Si estende a macchia d’olio il contagio della protesta fiscale nei diversi paesi europei taglieggiati dai pubblicani nazionali istigati dalla nomenclatura di Bruxelles. Dopo la clamorosa levata di scudi bretone contro l’ecotassa ed il magmatico e per molti versi ancora contraddittorio sommovimento italiano di queste ore, tocca ora alla parte francofona del Belgio fare la propria parte con lo stile consueto delle genti di queste parti.Determinazione, pacatezza ed ironia hanno, difatti, caratterizzato la prima manifestazione contro le imposte ed il moloch statale qui, se possibile, ancora più pignolo che in altri luoghi nella sua volontà mortifera di regolamentare ed irreggimentare qualsiasi spazio di libertà economica residuo. Teatro dell’evento la città di Charleroi, una delle più importanti della Vallonia ed un tempo centro industriale fiorente ora sfigurato da decenni di amministrazione progressista.

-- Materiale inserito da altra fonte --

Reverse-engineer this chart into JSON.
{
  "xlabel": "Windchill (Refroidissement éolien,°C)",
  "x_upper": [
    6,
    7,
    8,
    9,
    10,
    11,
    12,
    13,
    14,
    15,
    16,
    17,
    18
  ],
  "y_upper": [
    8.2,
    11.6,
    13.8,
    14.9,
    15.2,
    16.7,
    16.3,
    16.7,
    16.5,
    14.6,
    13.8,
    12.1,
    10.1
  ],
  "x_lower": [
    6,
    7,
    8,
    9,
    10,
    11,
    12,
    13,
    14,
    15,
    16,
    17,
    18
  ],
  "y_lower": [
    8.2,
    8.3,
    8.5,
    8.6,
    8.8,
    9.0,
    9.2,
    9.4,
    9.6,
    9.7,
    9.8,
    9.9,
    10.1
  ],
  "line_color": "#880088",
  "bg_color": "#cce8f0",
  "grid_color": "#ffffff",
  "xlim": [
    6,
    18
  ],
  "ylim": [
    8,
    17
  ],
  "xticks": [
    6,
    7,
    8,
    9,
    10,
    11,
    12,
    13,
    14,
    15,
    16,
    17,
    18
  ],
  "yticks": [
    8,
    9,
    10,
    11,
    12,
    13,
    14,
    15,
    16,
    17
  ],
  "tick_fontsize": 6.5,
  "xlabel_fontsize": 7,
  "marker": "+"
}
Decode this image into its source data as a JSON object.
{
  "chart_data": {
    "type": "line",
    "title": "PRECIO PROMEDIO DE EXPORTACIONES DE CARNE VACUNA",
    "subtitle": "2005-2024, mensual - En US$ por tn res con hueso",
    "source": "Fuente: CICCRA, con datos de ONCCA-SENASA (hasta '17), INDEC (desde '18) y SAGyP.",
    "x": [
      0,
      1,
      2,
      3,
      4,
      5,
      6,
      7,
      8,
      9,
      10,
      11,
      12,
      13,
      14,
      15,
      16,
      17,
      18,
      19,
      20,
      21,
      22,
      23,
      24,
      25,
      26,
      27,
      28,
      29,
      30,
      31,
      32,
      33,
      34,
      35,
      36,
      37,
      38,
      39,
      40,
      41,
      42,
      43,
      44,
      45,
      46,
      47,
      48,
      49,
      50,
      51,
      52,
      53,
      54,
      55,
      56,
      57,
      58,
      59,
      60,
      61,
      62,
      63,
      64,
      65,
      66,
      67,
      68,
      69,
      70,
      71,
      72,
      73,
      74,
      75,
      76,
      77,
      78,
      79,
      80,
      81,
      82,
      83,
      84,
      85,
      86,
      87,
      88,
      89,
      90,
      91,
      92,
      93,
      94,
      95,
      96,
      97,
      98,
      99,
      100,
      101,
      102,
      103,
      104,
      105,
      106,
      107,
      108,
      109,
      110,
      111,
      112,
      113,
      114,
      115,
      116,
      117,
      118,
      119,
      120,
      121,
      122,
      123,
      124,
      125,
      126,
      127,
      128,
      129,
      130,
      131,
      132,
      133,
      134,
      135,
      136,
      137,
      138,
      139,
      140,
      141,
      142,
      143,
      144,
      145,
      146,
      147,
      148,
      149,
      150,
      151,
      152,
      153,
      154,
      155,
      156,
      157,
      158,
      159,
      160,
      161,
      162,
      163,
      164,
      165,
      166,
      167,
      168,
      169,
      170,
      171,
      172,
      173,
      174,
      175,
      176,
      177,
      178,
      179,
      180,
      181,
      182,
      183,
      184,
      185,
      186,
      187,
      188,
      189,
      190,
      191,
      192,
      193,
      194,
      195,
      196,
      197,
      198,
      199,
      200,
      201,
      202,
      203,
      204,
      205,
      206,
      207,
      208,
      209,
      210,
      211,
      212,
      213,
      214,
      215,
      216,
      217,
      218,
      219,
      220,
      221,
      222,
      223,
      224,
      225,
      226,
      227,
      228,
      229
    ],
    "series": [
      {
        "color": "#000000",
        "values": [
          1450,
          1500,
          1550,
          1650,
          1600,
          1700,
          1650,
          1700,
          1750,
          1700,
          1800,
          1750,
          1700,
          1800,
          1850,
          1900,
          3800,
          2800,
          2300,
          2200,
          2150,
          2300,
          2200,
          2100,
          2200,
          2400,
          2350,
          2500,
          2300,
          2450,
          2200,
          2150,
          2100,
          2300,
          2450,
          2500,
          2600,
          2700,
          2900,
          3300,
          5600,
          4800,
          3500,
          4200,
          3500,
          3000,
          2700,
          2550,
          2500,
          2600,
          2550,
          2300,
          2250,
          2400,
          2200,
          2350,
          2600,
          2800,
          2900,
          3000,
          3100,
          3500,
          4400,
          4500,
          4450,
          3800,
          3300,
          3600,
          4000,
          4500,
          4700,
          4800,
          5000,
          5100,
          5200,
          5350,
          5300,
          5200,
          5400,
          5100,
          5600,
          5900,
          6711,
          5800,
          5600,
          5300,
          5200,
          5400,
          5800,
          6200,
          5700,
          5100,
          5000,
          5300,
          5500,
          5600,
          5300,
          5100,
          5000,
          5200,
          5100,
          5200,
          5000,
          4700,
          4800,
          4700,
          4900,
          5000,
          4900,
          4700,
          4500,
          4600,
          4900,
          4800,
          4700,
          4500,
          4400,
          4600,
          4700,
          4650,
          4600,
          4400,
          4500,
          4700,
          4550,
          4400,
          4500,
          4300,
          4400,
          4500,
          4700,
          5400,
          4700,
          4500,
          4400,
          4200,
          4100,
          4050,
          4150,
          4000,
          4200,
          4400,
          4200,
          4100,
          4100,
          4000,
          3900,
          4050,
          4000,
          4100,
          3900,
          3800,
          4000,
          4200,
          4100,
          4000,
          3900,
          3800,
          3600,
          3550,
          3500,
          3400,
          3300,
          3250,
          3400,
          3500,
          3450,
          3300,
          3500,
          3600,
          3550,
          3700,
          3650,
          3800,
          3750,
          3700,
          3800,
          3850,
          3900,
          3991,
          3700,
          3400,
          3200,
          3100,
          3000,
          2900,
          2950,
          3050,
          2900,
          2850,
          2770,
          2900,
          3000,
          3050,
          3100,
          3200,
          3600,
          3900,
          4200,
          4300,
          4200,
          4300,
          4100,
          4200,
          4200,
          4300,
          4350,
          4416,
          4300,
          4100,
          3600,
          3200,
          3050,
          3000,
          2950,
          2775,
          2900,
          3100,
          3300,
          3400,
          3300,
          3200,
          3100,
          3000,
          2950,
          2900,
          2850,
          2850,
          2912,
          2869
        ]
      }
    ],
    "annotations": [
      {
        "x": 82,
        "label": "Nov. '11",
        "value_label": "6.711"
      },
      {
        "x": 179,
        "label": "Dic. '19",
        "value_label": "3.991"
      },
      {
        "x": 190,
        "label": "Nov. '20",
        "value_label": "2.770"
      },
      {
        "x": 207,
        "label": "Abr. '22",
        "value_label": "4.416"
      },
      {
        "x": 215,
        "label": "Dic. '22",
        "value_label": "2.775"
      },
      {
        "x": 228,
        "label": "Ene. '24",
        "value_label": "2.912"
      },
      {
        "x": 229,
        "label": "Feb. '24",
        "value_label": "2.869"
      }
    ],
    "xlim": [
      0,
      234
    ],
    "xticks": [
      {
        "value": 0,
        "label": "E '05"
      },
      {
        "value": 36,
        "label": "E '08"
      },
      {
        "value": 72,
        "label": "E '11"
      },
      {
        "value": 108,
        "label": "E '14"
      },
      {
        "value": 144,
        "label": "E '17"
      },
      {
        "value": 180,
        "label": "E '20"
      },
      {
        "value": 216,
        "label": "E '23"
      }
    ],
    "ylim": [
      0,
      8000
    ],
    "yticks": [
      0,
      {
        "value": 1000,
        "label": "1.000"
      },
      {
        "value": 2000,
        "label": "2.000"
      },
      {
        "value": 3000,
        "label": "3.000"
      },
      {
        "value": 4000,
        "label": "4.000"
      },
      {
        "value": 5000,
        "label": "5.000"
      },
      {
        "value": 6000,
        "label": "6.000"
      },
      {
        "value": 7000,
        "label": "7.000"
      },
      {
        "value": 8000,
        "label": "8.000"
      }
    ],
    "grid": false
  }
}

Anche stavolta la scintilla è scoccata e si è diffusa attraverso i social networks, nodo centrale di aggregazione e fucina di idee avverse al disordine costituito delle istituzioni tradizionali oramai spossessate del proprio senso e della propria funzione da meccanismi ed interessi autoritari ed omologanti.
In pochi giorni il gruppo Facebook dei “Bonnets rouges Belgique” , berretti rossi mutuati, per l’appunto, dall’esperienza bretone ha raggiunto quasi 2500 like, moderna unità di misura della viralità mediatica in epoca internettiana. Un successo notevole, insomma, vista la refrattarietà di questa zona agli influssi liberali eccettuati, forse, quelli sclerotizzanti ed istituzionalizzati delle camarille raccolte nei partiti ufficiali come il Mouvement Reformateur. Ma la mobilitazione non si è fermata qui: un centinaio di animosi volontari ha inscenato un corteo che dopo aver attraversato le vie di Charleroi si è trasformato in un punto di informazione con tanto di distribuzione di informazioni e di volantini una volta raggiunta la piazza principale del centro.
Lo slogan principale declamato durante la marcia, peraltro ben accolto dai passanti incuriositi ed un po’ sorpresi, recitava “Basta tasse, basta intrallazzi!”. Una sintesi icastica dell’andazzo generale in questo spicchio di socialismo reale.